John B. Calhoun was an American ethologist and behavioral researcher who is most famous for his “Universe 25” experiment. Conducted between 1968-1973, the experiment examined the effects of overpopulation on behavior in mice.
Calhoun designed an ideal environment for rats, called “mouse utopia,” with abundant food, water and space, in order to study the social dynamics of a growing population.
Initially, the colony prospered, but after 317 days, population growth began to stagnate. Upon reaching 600 mice, serious social problems arose: hierarchies were established, the strongest individuals began to attack others, and aggressive and maladaptive behaviors emerged, such as violence between females and a lack of reproductive interest in males. As passive, non-reproductive (beautiful mice) males dominated, the birth rate plummeted, juvenile mortality reached 100%, and the colony collapsed into cannibalism and homosexuality.
The experiment was repeated 25 times, each time with similar results, and has been used to model the study of social collapse and urban sociology.

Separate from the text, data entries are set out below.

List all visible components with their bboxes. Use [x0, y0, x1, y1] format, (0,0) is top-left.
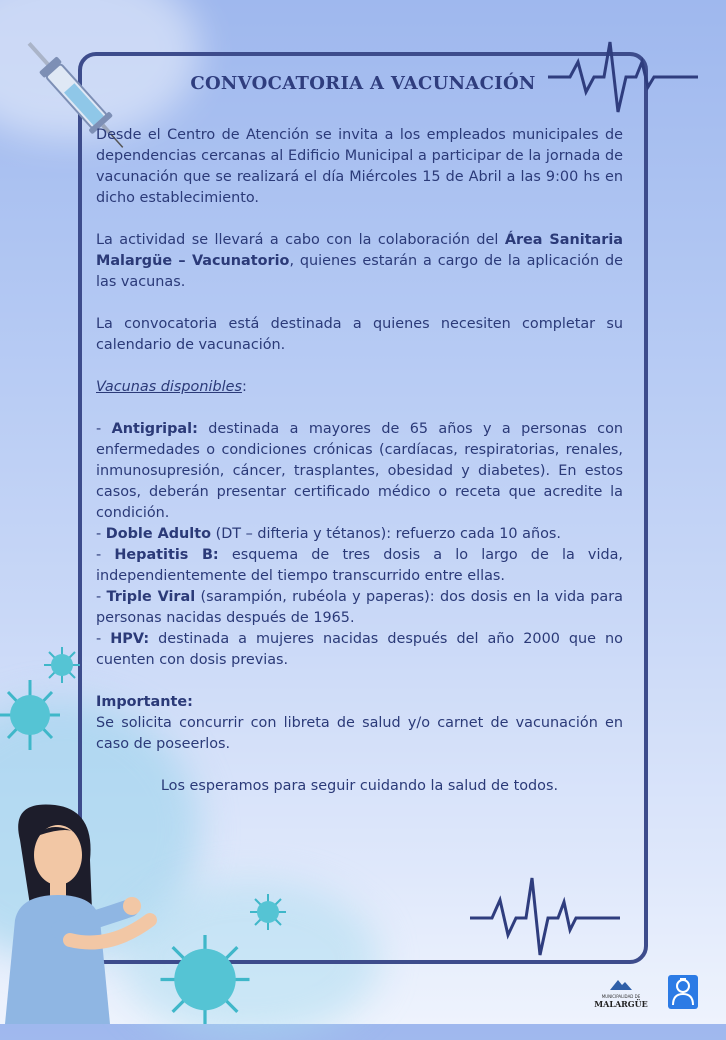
vaccine-name: Doble Adulto: [105, 526, 211, 542]
vaccine-description: destinada a mujeres nacidas después del año 2000 que no cuenten con dosis previas.: [96, 631, 623, 668]
vaccine-item: - Hepatitis B: esquema de tres dosis a lo largo de la vida, independientemente del tiempo transcurrido entre ellas.: [96, 547, 623, 584]
vaccine-item: - Triple Viral (sarampión, rubéola y paperas): dos dosis en la vida para personas nacidas después de 1965.: [96, 589, 623, 626]
vaccine-item: - Doble Adulto (DT – difteria y tétanos): refuerzo cada 10 años.: [96, 526, 561, 542]
vaccine-name: Hepatitis B:: [114, 547, 219, 563]
important-text: Se solicita concurrir con libreta de salud y/o carnet de vacunación en caso de poseerlos.: [96, 715, 623, 752]
virus-icon: [248, 892, 288, 932]
vaccine-item: - Antigripal: destinada a mayores de 65 años y a personas con enfermedades o condiciones crónicas (cardíacas, respiratorias, renales, inmunosupresión, cáncer, trasplantes, obesidad y diabetes). En estos casos, deberán presentar certificado médico o receta que acredite la condición.: [96, 421, 623, 521]
virus-icon: [42, 645, 82, 685]
important-heading: Importante:: [96, 694, 193, 710]
vaccines-heading-text: Vacunas disponibles: [96, 379, 242, 395]
announcement-body: [96, 125, 623, 797]
vaccine-description: esquema de tres dosis a lo largo de la vida, independientemente del tiempo transcurrido entre ellas.: [96, 547, 623, 584]
intro-paragraph: Desde el Centro de Atención se invita a los empleados municipales de dependencias cercanas al Edificio Municipal a participar de la jornada de vacunación que se realizará el día Miércoles 15 de Abril a las 9:00 hs en dicho establecimiento.: [96, 127, 623, 206]
nurse-illustration: [0, 800, 170, 1024]
virus-icon: [0, 680, 60, 750]
collab-text: , quienes estarán a cargo de la aplicación de las vacunas.: [96, 253, 623, 290]
collaboration-paragraph: [96, 230, 623, 293]
vaccine-name: Triple Viral: [106, 589, 196, 605]
target-paragraph: La convocatoria está destinada a quienes necesiten completar su calendario de vacunación.: [96, 316, 623, 353]
vaccine-description: (DT – difteria y tétanos): refuerzo cada 10 años.: [211, 526, 561, 542]
vaccines-heading: [96, 377, 623, 398]
municipality-logo: [590, 975, 652, 1009]
vaccine-name: Antigripal:: [111, 421, 198, 437]
mountain-icon: [610, 978, 632, 990]
vaccine-name: HPV:: [110, 631, 150, 647]
vaccine-description: destinada a mayores de 65 años y a personas con enfermedades o condiciones crónicas (cardíacas, respiratorias, renales, inmunosupresión, cáncer, trasplantes, obesidad y diabetes). En estos casos, deberán presentar certificado médico o receta que acredite la condición.: [96, 421, 623, 521]
vaccine-description: (sarampión, rubéola y paperas): dos dosis en la vida para personas nacidas después de 1965.: [96, 589, 623, 626]
vaccines-heading-colon: :: [241, 379, 247, 395]
closing-message: Los esperamos para seguir cuidando la salud de todos.: [160, 778, 559, 794]
page-title: CONVOCATORIA A VACUNACIÓN: [190, 73, 536, 94]
logo-subtitle: MUNICIPALIDAD DE: [601, 994, 641, 999]
logo-name: MALARGÜE: [594, 999, 648, 1009]
vaccine-item: - HPV: destinada a mujeres nacidas después del año 2000 que no cuenten con dosis previas.: [96, 631, 623, 668]
collab-organization: Área Sanitaria Malargüe – Vacunatorio: [96, 232, 623, 269]
ecg-line-icon: [470, 870, 620, 960]
doctor-icon: [668, 975, 698, 1009]
collab-text: La actividad se llevará a cabo con la colaboración del: [96, 232, 505, 248]
health-logo: [668, 975, 698, 1009]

Calhoun saw the fate of the population of mice as a metaphor for the potential fate of man. He characterized the social breakdown as a “second death.” His study has been cited by writers such as Bill Perkins as a warning of the dangers of living in an “increasingly crowded and impersonal world.” Others took different lessons; medical historian Edmund Ramsden has hypothesized that the mouse society fell from excessive social interaction, rather than density per se.